After successful first stage separation, the Heavy’s two side boosters twirled back to Earth in a controlled descent, landing in synchrony side-by-side. Over the next few hours, the upper second stage will accelerate away from Earth into deep space, where it will eventually enter into an elliptical heliocentric orbit similar to Mars’.
The massive forces generated during the launch knocked out camera signals from the central core, cutting the video feed short before the core returned for its own separate relanding on a nearby drone ship. In a post-launch press conference, Musk confirmed SpaceX could not recover the central core because only one of its three engines was able to reignite for the landing burn: “The center one lit … and the outer two did not, and that was not enough to slow the stage down,” he said. “Apparently it hit the water at 300 miles per hour and took out two of the engines on the drone ship.”
Despite the lost core, the largely successful test flight means SpaceX has paved a path toward bidding on NASA and U.S. Air Force launch contracts for satellites too large for Falcon 9 — an area traditionally dominated by United Launch Alliance’s (ULA) Delta 4 family of rockets. The Falcon Heavy rocket features 27 Merlin engines — the equivalent of three Falcon 9s — that generate enough power to lift 141,000 lbs into orbit, more than twice that of Delta 4 Heavy.

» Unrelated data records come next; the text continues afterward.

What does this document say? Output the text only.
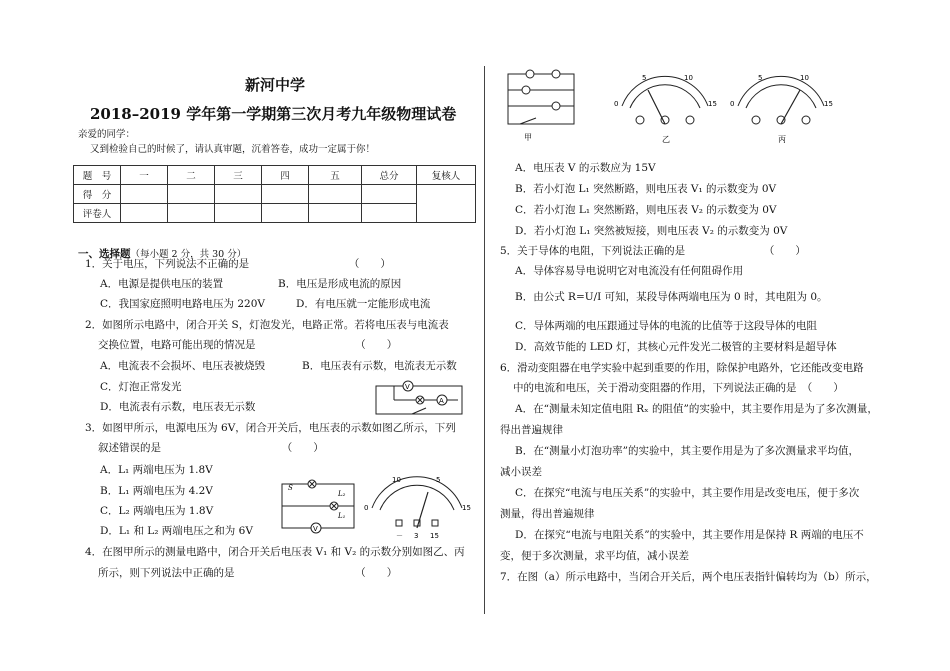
新河中学
2018–2019 学年第一学期第三次月考九年级物理试卷
亲爱的同学：
又到检验自己的时候了，请认真审题，沉着答卷，成功一定属于你！
题　号	一	二	三	四	五	总分	复核人
得　分							
评卷人							
一、选择题（每小题 2 分，共 30 分）
1．关于电压，下列说法不正确的是　　　　　　　　　　（　　）
A．电源是提供电压的装置	B．电压是形成电流的原因
C．我国家庭照明电路电压为 220V	D．有电压就一定能形成电流
2．如图所示电路中，闭合开关 S，灯泡发光，电路正常。若将电压表与电流表
交换位置，电路可能出现的情况是　　　　　　　　　　（　　）
A．电流表不会损坏、电压表被烧毁	B．电压表有示数，电流表无示数
C．灯泡正常发光
D．电流表有示数，电压表无示数
3．如图甲所示，电源电压为 6V，闭合开关后，电压表的示数如图乙所示，下列
叙述错误的是　　　　　　　　　　　　（　　）
A．L₁ 两端电压为 1.8V
B．L₁ 两端电压为 4.2V
C．L₂ 两端电压为 1.8V
D．L₁ 和 L₂ 两端电压之和为 6V
4．在图甲所示的测量电路中，闭合开关后电压表 V₁ 和 V₂ 的示数分别如图乙、丙
所示，则下列说法中正确的是　　　　　　　　　　　　（　　）
V
A
V
L₂
L₁
S
10	5
0	15
－ 3 15
甲
5	10
0	15
乙
5	10
0	15
丙
A．电压表 V 的示数应为 15V
B．若小灯泡 L₁ 突然断路，则电压表 V₁ 的示数变为 0V
C．若小灯泡 L₁ 突然断路，则电压表 V₂ 的示数变为 0V
D．若小灯泡 L₁ 突然被短接，则电压表 V₂ 的示数变为 0V
5．关于导体的电阻，下列说法正确的是　　　　　　　　（　　）
A．导体容易导电说明它对电流没有任何阻碍作用
B．由公式 R=U/I 可知，某段导体两端电压为 0 时，其电阻为 0。
C．导体两端的电压跟通过导体的电流的比值等于这段导体的电阻
D．高效节能的 LED 灯，其核心元件发光二极管的主要材料是超导体
6．滑动变阻器在电学实验中起到重要的作用，除保护电路外，它还能改变电路
中的电流和电压，关于滑动变阻器的作用，下列说法正确的是　（　　）
A．在“测量未知定值电阻 Rₓ 的阻值”的实验中，其主要作用是为了多次测量，
得出普遍规律
B．在“测量小灯泡功率”的实验中，其主要作用是为了多次测量求平均值，
减小误差
C．在探究“电流与电压关系”的实验中，其主要作用是改变电压，便于多次
测量，得出普遍规律
D．在探究“电流与电阻关系”的实验中，其主要作用是保持 R 两端的电压不
变，便于多次测量，求平均值，减小误差
7．在图（a）所示电路中，当闭合开关后，两个电压表指针偏转均为（b）所示，
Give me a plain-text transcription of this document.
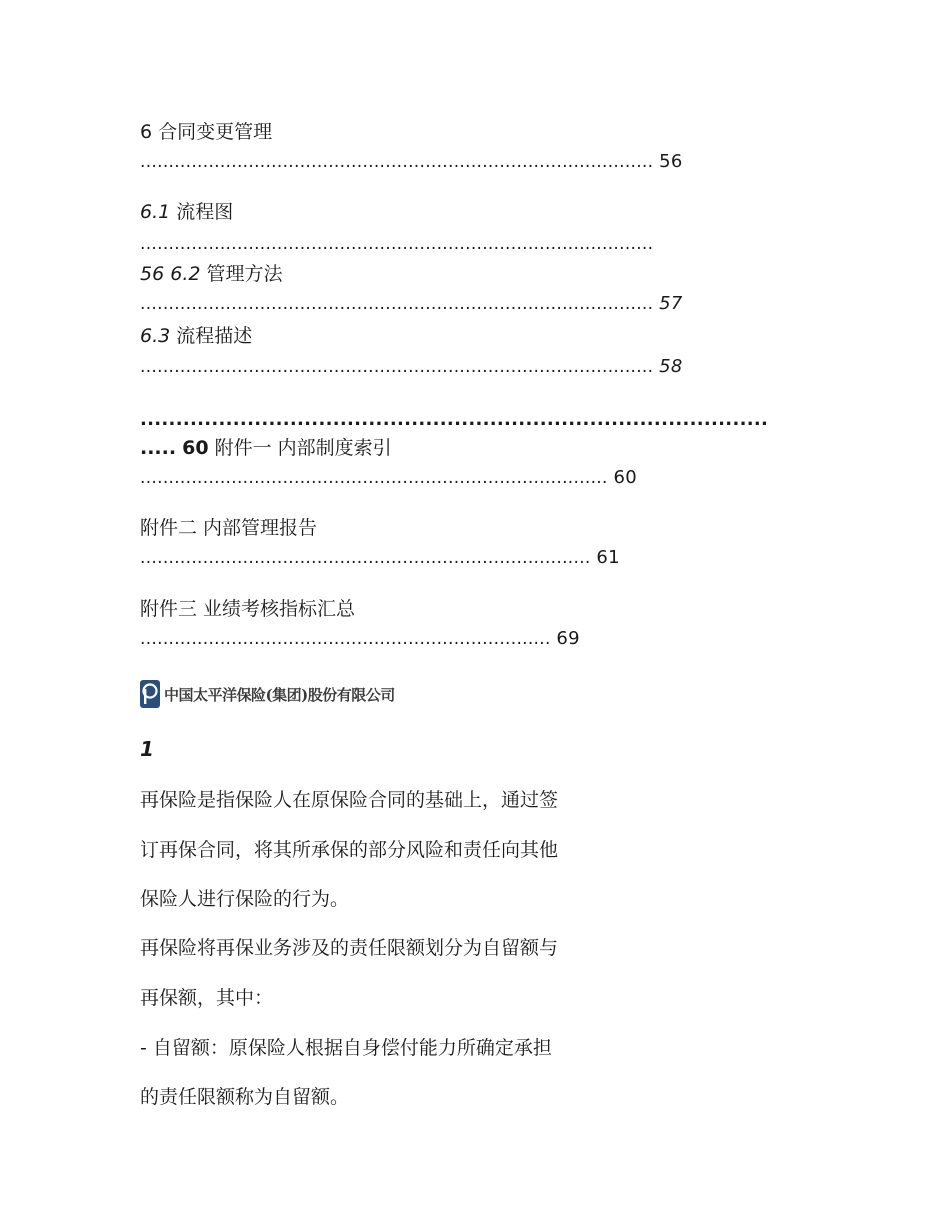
6 合同变更管理
.......................................................................................... 56
6.1 流程图
..........................................................................................
56 6.2 管理方法
.......................................................................................... 57
6.3 流程描述
.......................................................................................... 58
........................................................................................
..... 60 附件一 内部制度索引
.................................................................................. 60
附件二 内部管理报告
............................................................................... 61
附件三 业绩考核指标汇总
........................................................................ 69
中国太平洋保险(集团)股份有限公司
1
再保险是指保险人在原保险合同的基础上，通过签
订再保合同，将其所承保的部分风险和责任向其他
保险人进行保险的行为。
再保险将再保业务涉及的责任限额划分为自留额与
再保额，其中：
- 自留额：原保险人根据自身偿付能力所确定承担
的责任限额称为自留额。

Echoing Falcon 9’s debut, the low cost afforded by the rocket’s reusable boosters should also prove a major disruptor for the heavy launch business. Some spaceflight experts are urging NASA to use Falcon Heavy in lieu of its Space Launch System (SLS) currently under development. Because it is expendable, SLS will cost hundreds of millions per launch — much more than Heavy’s estimated $90 million per launch.
Musk had previously hinted that Falcon Heavy could also be used for manned spaceflight missions to the Moon or Mars. However, in a press conference the night before the launch, he stated the company has suspended those plans as development of the even larger Big Falcon Rocket (BFR) accelerates.